Rutte claimed the result was a vote of confidence in the VVD and has ruled out a coalition with the PVV and FvD. He was expected to form a four-party government with D66, CDA, and smaller parties. On 23 March, Rutte said that he preferred a coalition with the new right-wing party called JA21, which has eight seats in the Senate that can help form a government majority in both chambers; however, this proposal could potentially meet with resistance from D66 due to disagreements on issues such as climate change, EU integration, and migration policies. If a coalition were formed including CU, there would be differences on medico-ethical issues with D66. Rutte could also potentially speak to left-wing parties, such as the SP, PvdA, GL, or Volt, if other attempts fail. SP leader Lilian Marijnissen said that it was very unlikely that she would join a VVD-led coalition but did not rule it out completely. PvdA leader Lilianne Ploumen said she would want to sit alone with another party, while GL leader Jesse Klaver said he is open to a progressive coalition with VVD and D66, despite the party's poor election performance.

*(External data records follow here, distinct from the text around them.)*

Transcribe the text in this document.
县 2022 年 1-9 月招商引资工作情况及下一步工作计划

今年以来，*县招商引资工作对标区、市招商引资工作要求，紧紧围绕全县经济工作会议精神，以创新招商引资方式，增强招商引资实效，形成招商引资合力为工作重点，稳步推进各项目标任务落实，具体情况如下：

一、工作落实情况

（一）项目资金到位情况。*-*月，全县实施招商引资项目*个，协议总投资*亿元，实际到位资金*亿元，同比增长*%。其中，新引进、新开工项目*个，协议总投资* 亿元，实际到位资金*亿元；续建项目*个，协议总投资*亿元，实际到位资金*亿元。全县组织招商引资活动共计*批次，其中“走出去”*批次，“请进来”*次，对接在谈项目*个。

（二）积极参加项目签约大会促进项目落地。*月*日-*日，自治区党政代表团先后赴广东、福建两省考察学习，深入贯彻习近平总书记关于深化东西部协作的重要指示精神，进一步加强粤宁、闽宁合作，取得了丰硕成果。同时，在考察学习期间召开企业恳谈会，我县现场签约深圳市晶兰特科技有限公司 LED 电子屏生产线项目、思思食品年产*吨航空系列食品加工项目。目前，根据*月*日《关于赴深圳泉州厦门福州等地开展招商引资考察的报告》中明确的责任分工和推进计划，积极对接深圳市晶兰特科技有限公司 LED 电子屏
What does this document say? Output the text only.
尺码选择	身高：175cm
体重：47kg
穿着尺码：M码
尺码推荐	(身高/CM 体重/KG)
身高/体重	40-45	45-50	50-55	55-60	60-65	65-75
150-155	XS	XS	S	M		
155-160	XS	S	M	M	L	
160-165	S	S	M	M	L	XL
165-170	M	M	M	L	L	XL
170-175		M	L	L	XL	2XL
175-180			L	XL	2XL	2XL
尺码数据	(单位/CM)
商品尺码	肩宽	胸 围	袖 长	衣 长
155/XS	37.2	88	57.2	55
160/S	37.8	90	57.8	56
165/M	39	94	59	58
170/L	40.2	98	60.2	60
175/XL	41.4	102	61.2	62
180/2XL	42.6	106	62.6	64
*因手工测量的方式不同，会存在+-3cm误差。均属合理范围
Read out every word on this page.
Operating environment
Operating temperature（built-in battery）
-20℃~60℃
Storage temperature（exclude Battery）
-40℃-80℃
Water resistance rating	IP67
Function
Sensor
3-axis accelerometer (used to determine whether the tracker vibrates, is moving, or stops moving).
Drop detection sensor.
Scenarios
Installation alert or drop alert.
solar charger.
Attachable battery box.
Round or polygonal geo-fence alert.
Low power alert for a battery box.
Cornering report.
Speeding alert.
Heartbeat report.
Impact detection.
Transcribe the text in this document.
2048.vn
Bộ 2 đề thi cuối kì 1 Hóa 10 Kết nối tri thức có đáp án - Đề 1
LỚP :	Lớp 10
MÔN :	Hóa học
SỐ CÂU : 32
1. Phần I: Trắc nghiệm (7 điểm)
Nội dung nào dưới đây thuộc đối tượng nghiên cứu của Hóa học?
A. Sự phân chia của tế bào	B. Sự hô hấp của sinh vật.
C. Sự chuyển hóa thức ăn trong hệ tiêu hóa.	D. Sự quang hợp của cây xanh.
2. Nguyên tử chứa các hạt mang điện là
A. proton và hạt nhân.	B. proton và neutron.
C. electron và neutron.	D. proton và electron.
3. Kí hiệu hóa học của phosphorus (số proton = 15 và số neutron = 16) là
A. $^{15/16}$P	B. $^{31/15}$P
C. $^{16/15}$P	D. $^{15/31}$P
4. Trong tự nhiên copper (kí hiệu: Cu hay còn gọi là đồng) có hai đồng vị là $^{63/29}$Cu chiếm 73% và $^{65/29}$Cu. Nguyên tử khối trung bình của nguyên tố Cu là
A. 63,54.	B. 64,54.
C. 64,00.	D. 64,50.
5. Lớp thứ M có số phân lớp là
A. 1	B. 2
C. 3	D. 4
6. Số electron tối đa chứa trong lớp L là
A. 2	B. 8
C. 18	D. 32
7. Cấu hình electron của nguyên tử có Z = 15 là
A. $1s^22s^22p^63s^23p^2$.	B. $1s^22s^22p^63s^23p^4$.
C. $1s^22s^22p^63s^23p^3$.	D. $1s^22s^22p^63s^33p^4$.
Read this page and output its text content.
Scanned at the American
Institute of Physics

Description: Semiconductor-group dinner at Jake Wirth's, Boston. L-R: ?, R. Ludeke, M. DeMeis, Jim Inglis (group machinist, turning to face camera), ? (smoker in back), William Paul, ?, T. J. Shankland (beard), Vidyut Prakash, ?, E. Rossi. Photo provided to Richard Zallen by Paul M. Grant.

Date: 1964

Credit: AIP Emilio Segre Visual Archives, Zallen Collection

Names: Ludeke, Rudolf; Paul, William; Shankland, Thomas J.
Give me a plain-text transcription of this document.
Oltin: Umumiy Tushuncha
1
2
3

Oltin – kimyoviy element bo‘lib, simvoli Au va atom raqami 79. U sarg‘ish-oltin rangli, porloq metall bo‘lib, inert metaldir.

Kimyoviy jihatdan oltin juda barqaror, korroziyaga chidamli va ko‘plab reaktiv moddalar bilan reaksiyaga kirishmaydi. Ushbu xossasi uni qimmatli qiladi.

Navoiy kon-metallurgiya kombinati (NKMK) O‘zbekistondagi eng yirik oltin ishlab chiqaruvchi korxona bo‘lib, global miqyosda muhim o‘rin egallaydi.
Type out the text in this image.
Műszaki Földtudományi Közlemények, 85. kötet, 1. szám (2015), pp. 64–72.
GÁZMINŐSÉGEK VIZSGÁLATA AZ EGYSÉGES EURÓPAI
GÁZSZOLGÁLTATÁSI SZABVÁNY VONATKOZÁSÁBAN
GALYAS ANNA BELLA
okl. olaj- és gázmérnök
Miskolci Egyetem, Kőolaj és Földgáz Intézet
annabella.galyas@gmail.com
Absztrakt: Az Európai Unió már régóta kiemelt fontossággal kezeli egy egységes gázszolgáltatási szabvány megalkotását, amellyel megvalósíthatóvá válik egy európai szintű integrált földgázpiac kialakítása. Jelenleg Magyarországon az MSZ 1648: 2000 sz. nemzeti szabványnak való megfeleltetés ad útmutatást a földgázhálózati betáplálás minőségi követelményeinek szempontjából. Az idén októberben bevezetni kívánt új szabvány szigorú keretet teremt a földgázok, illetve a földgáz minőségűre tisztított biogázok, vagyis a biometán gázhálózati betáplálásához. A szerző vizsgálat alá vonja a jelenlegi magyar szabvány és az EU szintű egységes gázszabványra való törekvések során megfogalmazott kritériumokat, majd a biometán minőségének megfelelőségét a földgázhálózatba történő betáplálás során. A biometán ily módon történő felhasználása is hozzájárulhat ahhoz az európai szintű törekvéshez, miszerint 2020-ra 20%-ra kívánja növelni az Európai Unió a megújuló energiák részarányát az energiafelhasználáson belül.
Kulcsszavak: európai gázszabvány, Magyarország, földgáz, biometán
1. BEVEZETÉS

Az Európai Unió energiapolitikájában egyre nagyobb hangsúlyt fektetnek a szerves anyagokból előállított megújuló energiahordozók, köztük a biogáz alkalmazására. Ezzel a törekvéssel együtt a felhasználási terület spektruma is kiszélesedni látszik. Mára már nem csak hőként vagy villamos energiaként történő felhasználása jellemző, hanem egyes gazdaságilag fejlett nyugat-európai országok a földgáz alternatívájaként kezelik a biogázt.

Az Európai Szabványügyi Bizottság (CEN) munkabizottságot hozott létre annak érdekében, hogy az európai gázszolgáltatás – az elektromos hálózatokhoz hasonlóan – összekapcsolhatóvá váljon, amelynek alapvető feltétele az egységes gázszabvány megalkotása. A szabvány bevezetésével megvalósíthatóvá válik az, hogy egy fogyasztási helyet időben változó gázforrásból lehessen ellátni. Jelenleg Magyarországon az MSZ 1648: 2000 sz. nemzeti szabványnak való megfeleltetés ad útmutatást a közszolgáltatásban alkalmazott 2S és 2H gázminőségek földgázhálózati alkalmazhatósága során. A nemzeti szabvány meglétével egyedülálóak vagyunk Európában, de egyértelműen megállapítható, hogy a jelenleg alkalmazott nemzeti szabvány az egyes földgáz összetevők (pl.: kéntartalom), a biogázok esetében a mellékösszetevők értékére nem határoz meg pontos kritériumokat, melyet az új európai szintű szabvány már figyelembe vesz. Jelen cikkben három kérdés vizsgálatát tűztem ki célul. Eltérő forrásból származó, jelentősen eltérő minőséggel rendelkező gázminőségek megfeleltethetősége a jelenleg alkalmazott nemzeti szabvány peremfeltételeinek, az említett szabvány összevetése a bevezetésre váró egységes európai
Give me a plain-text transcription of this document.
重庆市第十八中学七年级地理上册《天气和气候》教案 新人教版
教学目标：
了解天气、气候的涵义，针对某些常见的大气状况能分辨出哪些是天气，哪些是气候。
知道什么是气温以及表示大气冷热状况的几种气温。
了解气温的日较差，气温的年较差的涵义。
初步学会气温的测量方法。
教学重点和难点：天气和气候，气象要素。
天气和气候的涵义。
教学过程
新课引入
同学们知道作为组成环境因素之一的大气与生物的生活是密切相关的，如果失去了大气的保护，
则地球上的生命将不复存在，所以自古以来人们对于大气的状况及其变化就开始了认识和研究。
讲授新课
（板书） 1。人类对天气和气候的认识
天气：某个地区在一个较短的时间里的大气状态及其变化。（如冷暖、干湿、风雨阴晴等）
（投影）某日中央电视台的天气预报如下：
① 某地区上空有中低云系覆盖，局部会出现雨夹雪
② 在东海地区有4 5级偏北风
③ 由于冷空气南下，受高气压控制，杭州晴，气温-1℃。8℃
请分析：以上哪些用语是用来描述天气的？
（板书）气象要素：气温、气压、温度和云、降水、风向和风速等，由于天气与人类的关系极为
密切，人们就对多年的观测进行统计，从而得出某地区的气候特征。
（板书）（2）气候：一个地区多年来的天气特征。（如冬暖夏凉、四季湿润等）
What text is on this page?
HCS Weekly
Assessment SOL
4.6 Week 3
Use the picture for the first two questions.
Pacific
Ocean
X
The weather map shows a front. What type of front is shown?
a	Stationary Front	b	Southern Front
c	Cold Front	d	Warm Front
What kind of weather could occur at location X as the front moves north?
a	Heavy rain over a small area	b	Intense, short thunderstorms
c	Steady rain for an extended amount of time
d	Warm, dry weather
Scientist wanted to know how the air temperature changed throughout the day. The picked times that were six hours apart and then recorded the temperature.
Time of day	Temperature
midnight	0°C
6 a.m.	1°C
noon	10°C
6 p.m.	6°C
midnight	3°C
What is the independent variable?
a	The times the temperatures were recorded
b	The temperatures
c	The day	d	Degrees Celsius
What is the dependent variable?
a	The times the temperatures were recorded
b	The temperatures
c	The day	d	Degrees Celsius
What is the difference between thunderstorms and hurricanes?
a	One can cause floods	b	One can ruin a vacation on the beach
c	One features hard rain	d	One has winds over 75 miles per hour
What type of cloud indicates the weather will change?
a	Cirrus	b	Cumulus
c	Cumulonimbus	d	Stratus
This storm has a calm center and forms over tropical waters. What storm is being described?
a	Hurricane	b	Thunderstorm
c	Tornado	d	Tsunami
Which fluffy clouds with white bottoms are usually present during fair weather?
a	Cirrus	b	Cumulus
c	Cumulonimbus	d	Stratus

While Rutte was in the process of negotiations to form a new coalition, informateur Kajsa Ollongren (D66) was photographed by a journalist of the Algemeen Nederlands Persbureau as she was leaving Parliament with a document from the coalition negotiations under her arm. The document contained the note "position elsewhere" next to the name of Pieter Omtzigt of the CDA, who has been a vocal critic of Rutte and played a key role in exposing the child welfare scandal that forced the resignation of Rutte's previous cabinet. This photograph caused speculation about whether Rutte was planning to sideline Omtzigt, but Rutte initially denied any involvement in the matter. After further notes emerged confirming he had discussed the possibility of Omtzigt as minister, he said he had "misremembered", and was accused by numerous opposition leaders of having lied to the media and the Dutch people. Parliament held a vote of no-confidence in Rutte as prime minister, which narrowly failed, but D66 and the CDA, which served in Rutte's previous cabinet, instead submitted a motion of censure against Rutte as parliamentary leader; this motion was passed by a large majority, with only Rutte's own VVD voting against. Informateurs Wouter Koolmees (D66) and Tamara van Ark (VVD) resigned after the scandal, and were replaced by veteran informateur Herman Tjeenk Willink (PvdA). On September 7, Johan Remkes was appointed as informateur. On September 30, the four parties from the previous governing coalition, the VVD, D66, CDA, and CU, agreed to negotiate forming the same coalition again. After long coalition talks, the four parties agreed to present their coalition agreement on 15 December 2021. With a coalition officially formed, the Fourth Rutte cabinet was inaugurated on 10 January 2022.